29 March, 2011

Penegakan Hukum Illegal Fishing

PENEGAKAN HUKUM DALAM

TINDAK PIDANA PERIKANAN (ILEGAL FISHING)

Oleh : Rr. Novaryana Laras D. Prasasti, S.H.

Penegakan hukum yang akuntabel dapat diartikan sebagai upaya suatu upaya pelaksanaan penegakan hukum yang dapat dipertanggungjawabkan kepada masyarakat, bangsa dan negara yang menyangkut adanya kepastian hukum dalam sistem hukum yang berlaku. Proses penegakan hukum tidak dapat dipisahkan dengan sistem hukum itu sendiri. Sistem hukum dapat diartikan sebagai bagian-bagian proses yang saling bergantungan dan harus ditegakkan serta dipatuhi oleh penegak hukum demi ditegakkannya kepastian hukum.

Perkembangan perikanan tangkap Indonesia maju pesat semenjak Pelita II yang dimulai pada awal tahun 1970-an. Produksi perikanan laut meningkat dari 700 ribu ton pada tahun 1970 menjadi 4,1 juta ton pada tahun 2002, atau meningkat rata-rata 15,2 % per tahun. Namun demikian, peningkatan pada beberapa dasawarsa terakhir tidak sebanding dengan cepatnya peningkatan upaya penangkapan (fishing effort) termasuk dengan hadirnya kapal-kapal asing, hal mana mengakibatkan terjadinya gejala kejenuhan penangkapan (overfishing) di beberapa perairan.
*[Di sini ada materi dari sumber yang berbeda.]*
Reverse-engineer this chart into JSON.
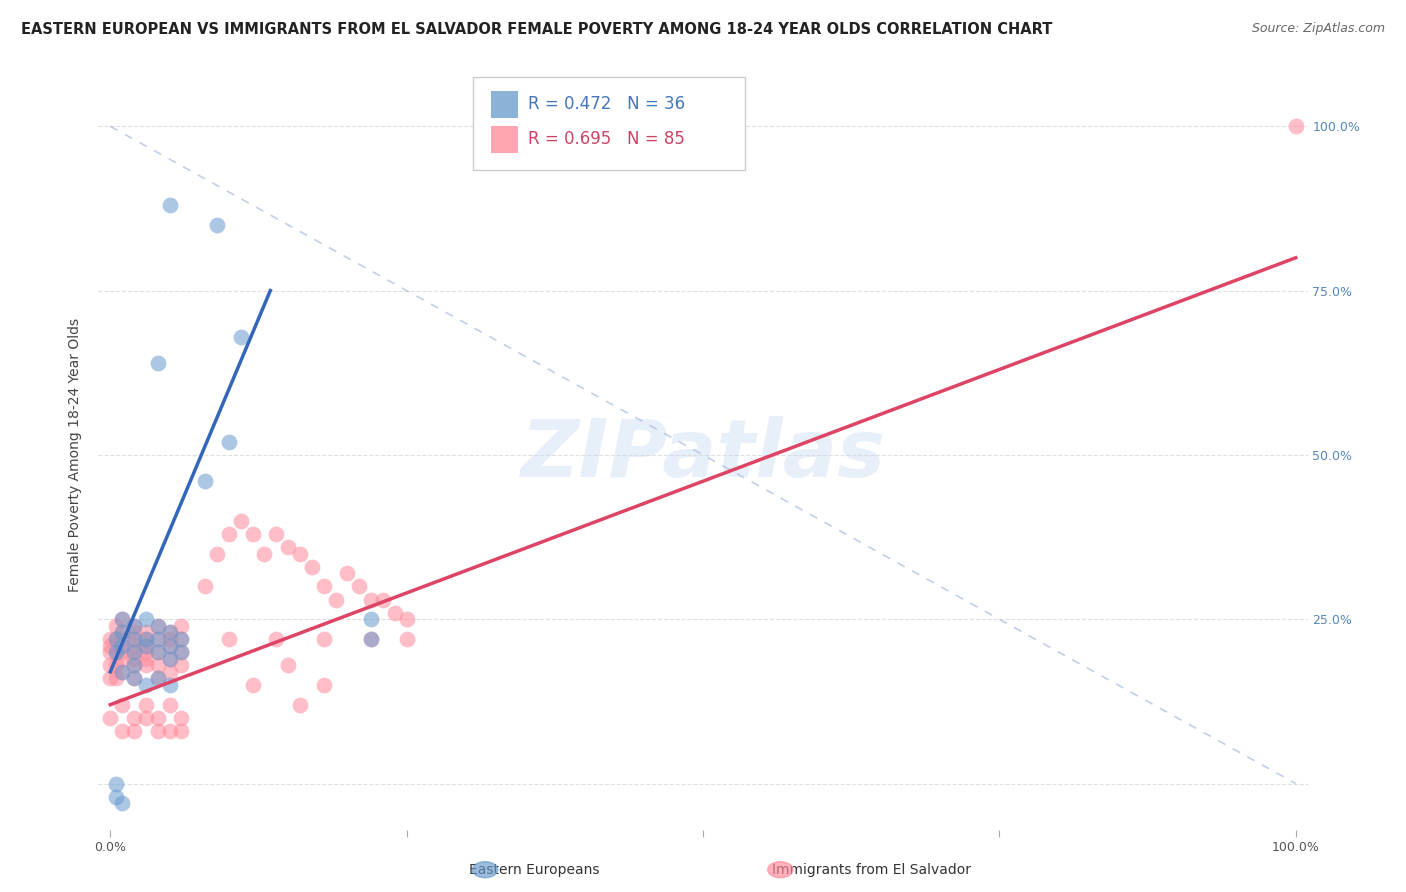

Hal ini ditandai dengan timbulnya konflik antara nelayan trawl dengan nelayan tradisional di beberapa daerah di pantai Utara Jawa dan pantai Timur Sumatera yang mendorong dihapuskannya alat trawl pada tahun 1980 dengan Keputusan Presiden Nomor 39 tahun 1980.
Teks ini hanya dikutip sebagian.